On Mirroring and Mirror Hunger

Mitchell M. Frank, Psy.D.

The conceptual boundary between mirroring and interpreting is ambiguous, since verbally reflecting mental contents necessarily involves the consideration of meaning. Patients with mirror hunger, a condition of psychological fragmentation involving a chronic striving for self-consolidation through mirroring experiences, often find this ambiguity incomprehensible. They are often dissatisfied with anything but the most concrete mirroring of their verbal contents and fail to respond to another's empathic resonance. Their concreteness is analyzed as an incapacity to participate in an intersubjective field.
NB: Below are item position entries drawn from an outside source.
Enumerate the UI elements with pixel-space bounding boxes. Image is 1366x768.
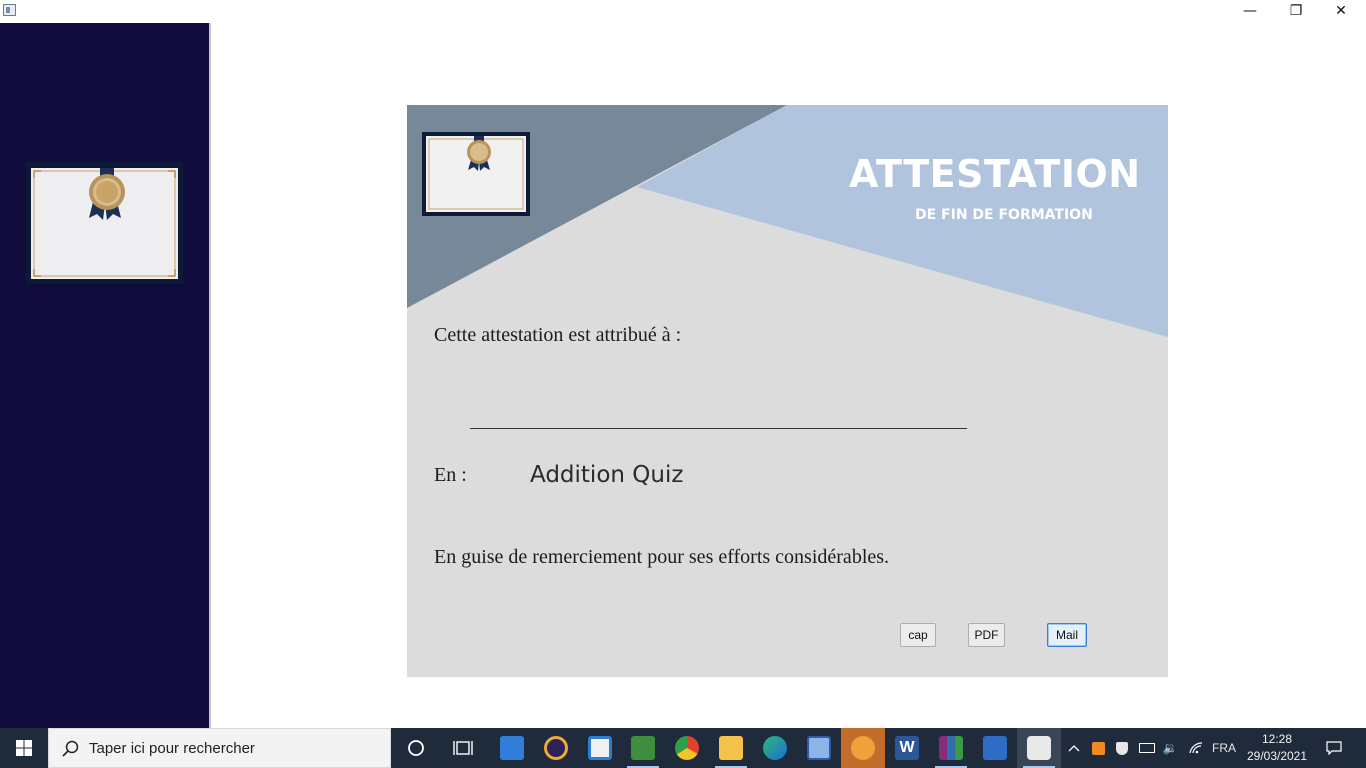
clock-date: 29/03/2021 xyxy=(1246,749,1308,763)
volume-icon[interactable]: 🔉 xyxy=(1160,728,1180,768)
cortana-icon[interactable] xyxy=(394,728,438,768)
clock-time: 12:28 xyxy=(1261,732,1293,746)
notification-center-icon[interactable] xyxy=(1320,728,1348,768)
java-icon[interactable] xyxy=(1017,728,1061,768)
taskbar-search-box[interactable]: Taper ici pour rechercher xyxy=(48,728,391,768)
tray-app-icon[interactable] xyxy=(1088,728,1108,768)
certificate-title: ATTESTATION xyxy=(849,152,1141,196)
winrar-icon[interactable] xyxy=(929,728,973,768)
attributed-to-label: Cette attestation est attribué à : xyxy=(434,324,682,346)
spreadsheet-app-icon[interactable] xyxy=(621,728,665,768)
window-title-bar: — ❐ ✕ xyxy=(0,0,1366,23)
app-window-icon xyxy=(3,4,16,16)
task-view-icon[interactable] xyxy=(441,728,485,768)
course-label: En : xyxy=(434,464,467,486)
file-explorer-icon[interactable] xyxy=(709,728,753,768)
app-orange-icon[interactable] xyxy=(841,728,885,768)
certificate-thumbnail-icon xyxy=(26,162,183,284)
restore-button[interactable]: ❐ xyxy=(1273,0,1319,22)
chrome-icon[interactable] xyxy=(665,728,709,768)
thanks-text: En guise de remerciement pour ses effort… xyxy=(434,546,890,568)
recipient-name-line xyxy=(470,428,967,429)
mail-icon[interactable] xyxy=(490,728,534,768)
photos-icon[interactable] xyxy=(973,728,1017,768)
windows-start-icon[interactable] xyxy=(0,728,48,768)
taskbar: Taper ici pour rechercher W 🔉 FRA 12:28 … xyxy=(0,728,1366,768)
search-placeholder: Taper ici pour rechercher xyxy=(89,740,255,757)
edge-icon[interactable] xyxy=(753,728,797,768)
security-icon[interactable] xyxy=(1112,728,1132,768)
virtualbox-icon[interactable] xyxy=(797,728,841,768)
close-button[interactable]: ✕ xyxy=(1318,0,1364,22)
capture-button[interactable]: cap xyxy=(900,623,936,647)
eclipse-icon[interactable] xyxy=(534,728,578,768)
certificate-subtitle: DE FIN DE FORMATION xyxy=(915,207,1093,223)
clock[interactable]: 12:28 29/03/2021 xyxy=(1245,731,1309,765)
store-icon[interactable] xyxy=(578,728,622,768)
battery-icon[interactable] xyxy=(1136,728,1158,768)
certificate-panel: ATTESTATION DE FIN DE FORMATION Cette at… xyxy=(407,105,1168,677)
pdf-button[interactable]: PDF xyxy=(968,623,1005,647)
search-icon xyxy=(62,740,79,757)
sidebar xyxy=(0,23,209,728)
show-hidden-icons-icon[interactable] xyxy=(1064,728,1084,768)
language-indicator[interactable]: FRA xyxy=(1210,728,1238,768)
course-name: Addition Quiz xyxy=(530,462,684,488)
word-icon[interactable]: W xyxy=(885,728,929,768)
certificate-logo-icon xyxy=(422,132,530,216)
network-icon[interactable] xyxy=(1185,728,1207,768)
mail-button[interactable]: Mail xyxy=(1047,623,1087,647)
sidebar-divider xyxy=(209,23,211,728)
minimize-button[interactable]: — xyxy=(1227,0,1273,22)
Intersubjective fields are cultural mediums in which meanings can expand. This expansion, for individuals, is predicated on formative, affective experiences characterized by simultaneous interpersonal connectedness and differentiation. The ontological coherence of simultaneous connectedness and differentiation is demonstrated through a review of relevant areas of philosophy and of the contemporary infancy research. One conclusion of this analysis is that intersubjective expansion promotes self-consolidation. In mirror hunger, by contrast, there is a heightened drive toward self-consolidation, in the absence of intersubjective processes.

Mirroring is defined in terms of Vygotsky's theory of the zone of proximal development. Winnicott's concept of the potential space is adapted to describe the therapeutic mirroring relationship.